Copies of the shopping list were passed around at the evening meal. Larry was spooning up a sweet compote of fruit and syrup, getting some on his chin and the list.

‘Why do we need these permalloy garnet wafers for the “bubble brain”? Aren’t we growing our own?’

‘Yes,’ answered ARNOLD. ‘But we’re only getting two point five megabits per square inch. I guess
Rorqual
wants to compare quality.’

Larry nodded. A form of technical spying!

He read on: one thousand joules per nanosecond neodymium glass rod for lighting the ship’s fire. Microwave gear in the one-to-ten gigahertz range. Sandwich-hetero-structured diodes of gallium arsenide substrate with doping using a variety of elements: tin, aluminium, silicon, zinc, and germanium. Super-conductors of tantalum disulfide and pyridine with an intercalated crystal structure and periodicity of twelve angstroms. Deuterium. Tritium.
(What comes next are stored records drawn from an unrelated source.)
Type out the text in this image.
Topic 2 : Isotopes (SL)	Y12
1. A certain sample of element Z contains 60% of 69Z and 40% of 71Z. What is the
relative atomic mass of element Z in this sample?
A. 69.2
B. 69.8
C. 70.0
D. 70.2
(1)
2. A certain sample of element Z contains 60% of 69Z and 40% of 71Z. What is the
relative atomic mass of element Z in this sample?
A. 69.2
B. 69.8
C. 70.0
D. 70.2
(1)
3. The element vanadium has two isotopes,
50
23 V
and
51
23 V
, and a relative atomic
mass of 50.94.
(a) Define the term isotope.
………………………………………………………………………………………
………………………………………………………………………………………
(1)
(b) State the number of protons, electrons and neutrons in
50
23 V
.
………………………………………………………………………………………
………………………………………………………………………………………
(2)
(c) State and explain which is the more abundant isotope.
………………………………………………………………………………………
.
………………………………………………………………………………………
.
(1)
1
Larry folded up his list. ‘I can’t see anything wrong with the list – pretty basic junk for a teck to play with. I suppose it wouldn’t hurt to increase our supplies.’

ARNOLD nodded. ‘Send it to Wandee.’

Larry walked into the tool room to find Slot Machine stretched out on a work bench. Her 34-26-36 android frame had a bulky pelvis to house the primordial rusty box. Three square navels blinked out of soft syntheskin, reading: bar, cherry, lemon.

‘Back again?’

‘Fire in my skull this time,’ she said.

He detached her scalp and apron, rolling her on to her side. Reaching overhead, he pulled down the power key and opened her service panels. Neck and shoulder circuits were bright and shiny, winking back at him with silvery beads and wires. The neural web inside the skull resembled a dusty cobweb – soot. He pulled down the viewer and attached it to his forehead. Blowing carefully with his nitrogen gun he checked each chip.